Delta Hawks turned the Moira Canal Festival into one of the UK FPV calendar’s most visible race weekends, slotting a 5-inch British Qualifier into a family event at Moira Furnace Museum on Furnace Lane in Moira, Swadlincote, DE12 6AT. The race ran on Sunday, May 17, as part of the May 16-17 festival, and carried a £32 entry fee under BDRA rules. One calendar snapshot showed 17 of 42 places filled, a solid sign of demand for a qualifier staged in front of casual festivalgoers instead of inside a pure racing venue.

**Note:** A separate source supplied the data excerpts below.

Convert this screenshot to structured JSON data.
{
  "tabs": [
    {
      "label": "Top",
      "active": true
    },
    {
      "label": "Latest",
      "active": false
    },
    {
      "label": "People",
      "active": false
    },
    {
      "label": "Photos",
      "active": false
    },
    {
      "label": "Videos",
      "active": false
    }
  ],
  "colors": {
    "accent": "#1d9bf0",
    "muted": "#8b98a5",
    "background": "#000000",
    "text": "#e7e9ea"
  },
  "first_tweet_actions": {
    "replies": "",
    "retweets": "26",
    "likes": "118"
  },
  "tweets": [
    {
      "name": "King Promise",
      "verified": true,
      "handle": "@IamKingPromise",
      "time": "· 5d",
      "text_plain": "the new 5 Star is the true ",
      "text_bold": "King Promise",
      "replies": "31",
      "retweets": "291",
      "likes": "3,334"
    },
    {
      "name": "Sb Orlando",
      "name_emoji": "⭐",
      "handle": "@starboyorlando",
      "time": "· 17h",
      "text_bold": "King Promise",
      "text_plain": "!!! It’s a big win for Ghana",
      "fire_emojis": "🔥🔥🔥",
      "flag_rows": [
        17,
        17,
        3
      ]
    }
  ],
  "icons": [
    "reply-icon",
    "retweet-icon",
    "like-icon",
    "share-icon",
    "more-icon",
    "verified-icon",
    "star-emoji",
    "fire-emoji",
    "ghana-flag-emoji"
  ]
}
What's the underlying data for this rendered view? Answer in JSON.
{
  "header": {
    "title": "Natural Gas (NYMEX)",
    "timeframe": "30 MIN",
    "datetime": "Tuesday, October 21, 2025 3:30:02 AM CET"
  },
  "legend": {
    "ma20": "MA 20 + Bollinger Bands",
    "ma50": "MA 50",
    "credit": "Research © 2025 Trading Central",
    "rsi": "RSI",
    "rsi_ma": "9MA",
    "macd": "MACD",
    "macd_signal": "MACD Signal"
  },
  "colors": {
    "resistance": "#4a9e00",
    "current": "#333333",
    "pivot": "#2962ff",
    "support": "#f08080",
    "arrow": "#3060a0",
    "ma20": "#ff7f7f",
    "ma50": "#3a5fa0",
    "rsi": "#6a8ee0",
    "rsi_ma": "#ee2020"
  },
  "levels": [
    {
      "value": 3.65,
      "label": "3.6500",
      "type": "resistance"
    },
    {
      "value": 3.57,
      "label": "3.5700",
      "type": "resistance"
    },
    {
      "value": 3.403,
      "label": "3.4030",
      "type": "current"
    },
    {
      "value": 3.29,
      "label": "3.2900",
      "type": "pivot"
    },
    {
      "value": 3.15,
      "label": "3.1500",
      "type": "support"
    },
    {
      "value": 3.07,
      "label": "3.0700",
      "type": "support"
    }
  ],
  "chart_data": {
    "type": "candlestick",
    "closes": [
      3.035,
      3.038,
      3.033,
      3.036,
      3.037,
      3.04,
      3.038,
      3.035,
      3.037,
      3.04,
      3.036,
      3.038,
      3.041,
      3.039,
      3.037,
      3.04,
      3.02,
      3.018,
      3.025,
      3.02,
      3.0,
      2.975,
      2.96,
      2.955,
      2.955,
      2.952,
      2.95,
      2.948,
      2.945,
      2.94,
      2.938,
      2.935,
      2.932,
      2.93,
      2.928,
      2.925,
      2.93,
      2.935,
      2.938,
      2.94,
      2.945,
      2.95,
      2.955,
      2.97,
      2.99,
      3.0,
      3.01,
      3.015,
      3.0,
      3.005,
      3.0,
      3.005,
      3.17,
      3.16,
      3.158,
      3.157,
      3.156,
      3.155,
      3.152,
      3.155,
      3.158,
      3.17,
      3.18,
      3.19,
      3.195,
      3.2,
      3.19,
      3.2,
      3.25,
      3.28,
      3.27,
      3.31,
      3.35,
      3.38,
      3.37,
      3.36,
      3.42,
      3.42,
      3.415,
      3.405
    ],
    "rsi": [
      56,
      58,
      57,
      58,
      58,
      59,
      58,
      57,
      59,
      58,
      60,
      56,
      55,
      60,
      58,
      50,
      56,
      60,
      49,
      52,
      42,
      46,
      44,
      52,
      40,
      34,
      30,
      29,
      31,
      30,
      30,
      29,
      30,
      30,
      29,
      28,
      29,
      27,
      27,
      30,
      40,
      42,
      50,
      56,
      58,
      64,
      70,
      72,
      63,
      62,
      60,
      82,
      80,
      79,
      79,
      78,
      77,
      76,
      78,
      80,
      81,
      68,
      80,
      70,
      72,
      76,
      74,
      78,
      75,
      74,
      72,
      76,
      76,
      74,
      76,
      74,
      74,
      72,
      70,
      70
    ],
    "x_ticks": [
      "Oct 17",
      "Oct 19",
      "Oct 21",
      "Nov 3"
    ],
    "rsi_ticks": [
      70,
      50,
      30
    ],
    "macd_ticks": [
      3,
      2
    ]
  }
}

That public setting is what made the weekend stand out. The festival entry was £7 for adults, £3 for children and free for under-5s, so the drone race was embedded in a crowd that was already there for a canal celebration, not just for FPV. The British Drone Racing Association put the event among its highlight fixtures, and Delta Hawks backed that up with a setup that made the sport easy to watch for families walking the grounds between the heritage displays and canal attractions.

AI-generated illustration
AI-generated illustration

Delta Hawks brings real weight to the job. The club says it was formed in 2015, split from the Delta Hawks Model Flying Club in 2018 and is the oldest drone racing club in the UK. Its membership information says the club typically hosts two to three races a year and 10 to 20 practice sessions, which makes Moira less like a one-off promotion and more like part of a steady grassroots racing program. The club’s own pitch, focused on live audiences and an environment for both experienced pilots and newcomers, fit the festival setting perfectly.

The canal backdrop gave the qualifier a second layer of meaning. The Moira Canal Festival marked its 23rd year, and the Ashby Canal project behind it is about more than nostalgia. The canal was completed in 1804 and originally ran about 30 miles from Bedworth to Moira, but restoration is still pushing north of Snarestone Wharf, where volunteers are also creating a footpath link to Measham. The next major focus is the reconstruction of the Gilwiskaw Aqueduct, part of a wider effort to reconnect Measham, Oakthorpe, Donisthorpe and Moira to the national waterways network and build a green gateway to the Heart of the National Forest.

For FPV racing in the UK, that is the real story from Moira: a qualifier with sporting stakes, staged in a place where the public could see it, understand it and maybe imagine themselves in it next year.